ある夫婦が会話もなく食事をし、洗濯をし、TVを見る。ふたりの心が離れてしまったのにはある悲しい理由があった。台詞なし、12分の短編アニメーション映画。

 

感想

 喪失は人を結びつける、べきだ。ふたりの人間が同じものを失ったなら、ふたりはお互いの話に耳を傾け、労わりあい、慰めあい、ゆっくりと日常を取り戻して、前に進んでいく、べきだ。

 そうである「べき」なのだが、しかし、そうすることは時に、あまりにも難しい。この映画の描くふたりのように、あまりにも惨い形で、あまりにも大切なものを失ってしまった時はなおさらだ。

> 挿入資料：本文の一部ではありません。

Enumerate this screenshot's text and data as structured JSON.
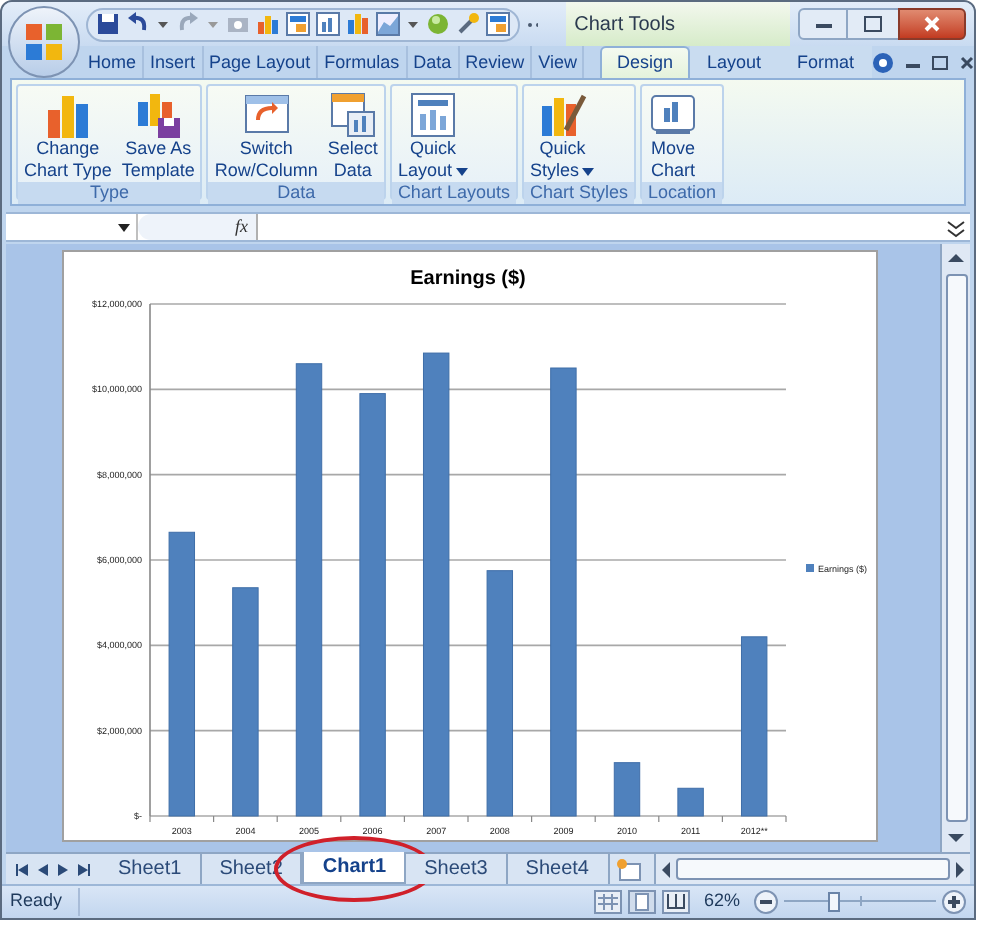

 こんなふうになってしまった誰かを見た時、人は言う。「あなたが失ってしまったあの人は、こんなことは望んでいない」と。この映画にもそれを表すシーンがある。ふたりが失ってしまった大事な人の魂は、離れていくふたりの心をどうにか繋ぎ止めようと懸命に両手を伸ばし、はてには地面を折り曲げてまで、無理やりにでもふたりを近づけようとする。やがて抱きしめ合うふたりの魂の間には、失われてしまったあの子がいる。

 ずっとずっと昔から、こういう理不尽な喪失に人は直面してきて、それでもどうにか先に進まなければならなかったので、自分に言い聞かせてきたのではなかっただろうか。「あの人は、こんなことは望んでいない」と。そしてやっとの思いで自分を癒して生きていく。そのプロセスを12分間という短い時間で見せてくれる、そんな映画だった。

 

ちなみに

ローラ・ダーンがエクゼクティブ・プロデューサーに名を連ねている。

 

・同じテーマを扱った作品では「ダンブレーンからの手紙」もNetflixで観られる。ある恐ろしい悲劇に見舞われたイギリスの田舎町ダンブレーンの神父が、16年後、同じ悲劇に襲われたアメリカの神父に手紙を出す。悲劇の爪痕の深さを垣間見せてくれるドキュメンタリー。